New standards to uphold
Joint Commission draft for bylaws gains traction as comment period continues
One sign of a true compromise is an outcome that nobody considers ideal but most find acceptable. By that measure, the draft medical staff standard the Joint Commission recently released for field review appears to be a successful compromise, say hospital and physician groups.
The evolution of the standard over the past several years fueled a power struggle of sorts between physician groups and hospitals. The debate hinged on what should be included in medical staff bylaws and how those details can affect the delicate balance of power between the organized medical staff of a hospital, the medical executive committee that votes on its behalf, and the hospital’s governing body.
First crafted in 2004, the standard was revised in 2007, at which point hospitals raised concerns about the potential cost of compliance and about elements they said would have undermined the authority of their governing boards and medical executive committees. The controversy soon escalated, with physician groups resisting hospitals’ push for more control over medical staffs, ultimately leading to a delay of the standard’s implementation.
The current working draft standard released Dec. 17, 2009, called MS.01.01.01, replaces the 2007 version (MS.1.20), and is the product of 12 meetings over more than a year by a task force convened by the Joint Commission that included representatives from seven professional organizations, among them hospital executives, physician leaders, and lawyers representing hospitals and physician groups. The Joint Commission is accepting comments from the field on the draft standard until Jan. 28, and commissioners are expected to vote on it at a scheduled March meeting.
“I think there are stakeholders who can look at this and definitely shoot holes in it,” said Elizabeth Snelson, a St. Paul, Minn., lawyer and task force member who specializes in writing medical staff bylaws and often represents medical staffs and societies. “However, I think it’s probably the best standard we’ve ever had from the Joint Commission on these issues,” she said.

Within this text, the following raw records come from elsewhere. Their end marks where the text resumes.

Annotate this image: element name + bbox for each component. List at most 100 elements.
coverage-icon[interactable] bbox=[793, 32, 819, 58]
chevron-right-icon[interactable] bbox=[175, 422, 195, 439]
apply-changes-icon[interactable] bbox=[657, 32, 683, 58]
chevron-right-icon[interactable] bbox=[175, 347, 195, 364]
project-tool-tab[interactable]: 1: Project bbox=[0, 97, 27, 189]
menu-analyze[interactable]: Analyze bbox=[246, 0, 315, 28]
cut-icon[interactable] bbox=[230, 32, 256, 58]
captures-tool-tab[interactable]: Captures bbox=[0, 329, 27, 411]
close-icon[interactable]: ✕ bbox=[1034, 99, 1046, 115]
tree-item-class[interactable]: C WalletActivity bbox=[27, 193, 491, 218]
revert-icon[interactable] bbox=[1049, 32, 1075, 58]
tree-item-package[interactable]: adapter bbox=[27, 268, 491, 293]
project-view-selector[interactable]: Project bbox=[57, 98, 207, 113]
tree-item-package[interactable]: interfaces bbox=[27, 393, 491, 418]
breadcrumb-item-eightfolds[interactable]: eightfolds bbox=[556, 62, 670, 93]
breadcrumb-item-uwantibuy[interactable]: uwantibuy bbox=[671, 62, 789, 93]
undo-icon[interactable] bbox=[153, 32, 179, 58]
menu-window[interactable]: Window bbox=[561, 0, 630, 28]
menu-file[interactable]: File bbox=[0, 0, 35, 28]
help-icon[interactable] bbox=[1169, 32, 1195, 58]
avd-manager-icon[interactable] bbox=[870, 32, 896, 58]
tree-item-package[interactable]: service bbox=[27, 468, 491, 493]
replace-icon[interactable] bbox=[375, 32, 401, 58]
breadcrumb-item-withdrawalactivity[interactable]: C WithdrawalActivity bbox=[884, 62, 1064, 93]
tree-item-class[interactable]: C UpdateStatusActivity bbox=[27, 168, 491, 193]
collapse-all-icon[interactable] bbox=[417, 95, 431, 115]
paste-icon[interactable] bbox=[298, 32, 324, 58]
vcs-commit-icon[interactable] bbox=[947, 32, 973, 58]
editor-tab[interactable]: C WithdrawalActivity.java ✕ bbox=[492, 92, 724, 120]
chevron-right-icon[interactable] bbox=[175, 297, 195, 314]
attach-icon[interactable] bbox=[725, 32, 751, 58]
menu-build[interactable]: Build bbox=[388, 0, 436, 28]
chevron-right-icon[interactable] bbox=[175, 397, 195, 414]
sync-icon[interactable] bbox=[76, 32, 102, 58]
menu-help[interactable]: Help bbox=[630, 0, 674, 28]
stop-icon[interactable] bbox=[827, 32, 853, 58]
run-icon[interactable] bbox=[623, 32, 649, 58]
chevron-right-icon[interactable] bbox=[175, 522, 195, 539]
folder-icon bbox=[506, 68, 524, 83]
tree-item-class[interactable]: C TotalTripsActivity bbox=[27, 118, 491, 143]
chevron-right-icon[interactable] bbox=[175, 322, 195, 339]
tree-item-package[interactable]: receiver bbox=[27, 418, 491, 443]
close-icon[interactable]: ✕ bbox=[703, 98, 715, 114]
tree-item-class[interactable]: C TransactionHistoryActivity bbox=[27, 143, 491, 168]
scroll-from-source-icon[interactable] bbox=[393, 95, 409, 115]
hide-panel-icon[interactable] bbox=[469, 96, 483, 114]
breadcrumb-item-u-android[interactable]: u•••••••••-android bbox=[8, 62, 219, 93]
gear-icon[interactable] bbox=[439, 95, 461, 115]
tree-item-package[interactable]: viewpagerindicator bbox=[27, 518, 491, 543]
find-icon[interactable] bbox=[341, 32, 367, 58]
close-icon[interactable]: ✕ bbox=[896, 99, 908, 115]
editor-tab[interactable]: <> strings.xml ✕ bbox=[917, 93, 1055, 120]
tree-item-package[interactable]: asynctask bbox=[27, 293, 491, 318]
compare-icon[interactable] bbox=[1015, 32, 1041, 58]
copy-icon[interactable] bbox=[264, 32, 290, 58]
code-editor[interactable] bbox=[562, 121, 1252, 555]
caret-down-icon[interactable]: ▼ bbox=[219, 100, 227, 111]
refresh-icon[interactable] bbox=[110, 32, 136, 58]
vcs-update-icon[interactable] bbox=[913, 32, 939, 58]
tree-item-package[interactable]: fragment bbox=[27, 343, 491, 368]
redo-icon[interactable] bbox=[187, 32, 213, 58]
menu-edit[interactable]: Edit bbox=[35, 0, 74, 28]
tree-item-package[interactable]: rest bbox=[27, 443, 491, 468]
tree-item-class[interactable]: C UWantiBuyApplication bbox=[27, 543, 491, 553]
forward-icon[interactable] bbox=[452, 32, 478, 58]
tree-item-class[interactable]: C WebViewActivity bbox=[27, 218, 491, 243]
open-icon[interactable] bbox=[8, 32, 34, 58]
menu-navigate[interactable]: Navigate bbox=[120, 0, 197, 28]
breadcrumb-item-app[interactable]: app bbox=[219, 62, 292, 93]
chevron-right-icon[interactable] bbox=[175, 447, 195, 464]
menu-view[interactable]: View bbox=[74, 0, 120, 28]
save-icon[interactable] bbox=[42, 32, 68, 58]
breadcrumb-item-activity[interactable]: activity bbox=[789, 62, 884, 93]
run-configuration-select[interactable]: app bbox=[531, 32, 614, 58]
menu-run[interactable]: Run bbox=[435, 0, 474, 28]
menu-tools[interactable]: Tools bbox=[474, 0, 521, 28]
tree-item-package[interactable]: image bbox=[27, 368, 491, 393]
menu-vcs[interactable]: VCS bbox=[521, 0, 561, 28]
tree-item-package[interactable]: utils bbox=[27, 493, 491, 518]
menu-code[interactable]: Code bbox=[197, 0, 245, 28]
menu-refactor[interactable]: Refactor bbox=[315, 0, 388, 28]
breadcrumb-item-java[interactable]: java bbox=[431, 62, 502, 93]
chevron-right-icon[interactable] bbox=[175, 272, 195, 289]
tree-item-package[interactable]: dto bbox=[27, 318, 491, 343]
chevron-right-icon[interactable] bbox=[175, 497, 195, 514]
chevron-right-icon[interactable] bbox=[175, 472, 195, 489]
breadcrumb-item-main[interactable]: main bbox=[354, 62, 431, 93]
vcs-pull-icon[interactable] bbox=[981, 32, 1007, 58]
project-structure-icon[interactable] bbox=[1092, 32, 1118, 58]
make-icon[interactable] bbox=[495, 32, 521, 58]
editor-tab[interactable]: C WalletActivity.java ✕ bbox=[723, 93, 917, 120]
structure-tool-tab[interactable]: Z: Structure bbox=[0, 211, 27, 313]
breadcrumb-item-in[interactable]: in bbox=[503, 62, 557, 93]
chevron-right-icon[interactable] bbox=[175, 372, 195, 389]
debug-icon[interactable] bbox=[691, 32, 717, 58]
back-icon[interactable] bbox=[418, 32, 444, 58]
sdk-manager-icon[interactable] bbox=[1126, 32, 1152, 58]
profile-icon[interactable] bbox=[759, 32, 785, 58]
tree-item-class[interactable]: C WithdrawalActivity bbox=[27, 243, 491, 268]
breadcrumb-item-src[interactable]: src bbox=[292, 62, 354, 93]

Most agree the latest version is less prescriptive than the 2007 version. This task force was attempting to maintain the credibility of the bylaws while providing greater flexibility about where the details reside, said Chuck Mowll, an executive vice president at the Joint Commission. This distinction is important because the organized medical staff must approve staff bylaws, which can often involve a lengthy process. Changes in rules, regulations or policies, however, can be handled in more expeditious ways. Under the draft standard, the medical staff can propose a change in a rule, regulation or policy directly to the hospital’s governing body, but the staff must notify the medical executive committee when it does so, which is a change from the 2007 version.
The medical executive committee, similarly, must provide notice to the medical staff about any proposed changes to rules or regulations. The standard also requires organizations to have a process in place to manage conflicts. While there is flexibility about whether to include some details in bylaws or rules, regulations or policies, if a process is involved, the steps of the process must be outlined in the bylaws.
In an Aug. 7, 2009 letter, the American College of Physicians, American College of Surgeons, American Dental Association, American Hospital Association, American Medical Association, Federation of American Hospitals and National Association Medical Staff Services endorsed the current version of the standard. “The important thing is that these groups, the various colleges, the AMA and the two major hospital groups have all agreed that this is workable and have agreed to go forward with this,” said LaMar McGinnis Jr., president of the American College of Surgeons and the group’s commissioner to the Joint Commission.
If approved, the standard will at the very least require hospitals to revisit their bylaws and re-evaluate the relationships between the medical executive committee, medical staff and the governing body, said Michael Callahan, a partner in the law firm Katten Muchin Rosenman. Hospitals that have separated out their fair-hearing or credentialing processes into manuals outside the bylaws are the ones likely to be most affected by the standard if it is adopted, Callahan said. “They’ll have to figure out what portion of that will have to migrate back into the bylaws. That’s not altogether clear.” One challenge for hospitals and medical staffs will be determining the threshold of physician discontent that would trigger a dispute resolution process under the standard, he said.
Jeff Micklos, executive vice president and general counsel for the Federation of American Hospitals, said that its members have already raised concerns about ambiguity in the standard’s dispute-resolution provisions. “I think in some ways both sides would like it to be black and white, and the fact that it’s been going on for five years shows that’s very hard to achieve,” he said. “We will live with the compromise that’s on the table.”
The current standard addresses the concern the AHA had with the 2007 version that too much power was being taken from the medical executive committee, said Nancy Foster, the AHA’s vice president for quality and patient safety. Noting that there are still some areas of ambiguity, she predicted that some hospitals that believe their bylaws processes are working well now “may push back a little” against the standard.
Mowll says the Joint Commission is prepared to provide as much education as necessary so hospitals don’t “overreact” to the changes in the standard.
There are some who would be happy to move on. Ann O’Connell, a partner in the law firm Nossaman, represented the California Hospital Association on the task force. “My concern is that if this standard is not adopted in its current version,” she said, “you’ll find people going back to their corners and rabblerousing again.”
McGinnis: Groups “have all agreed that this is workable.”
Mowll: Task force sought to add flexibility.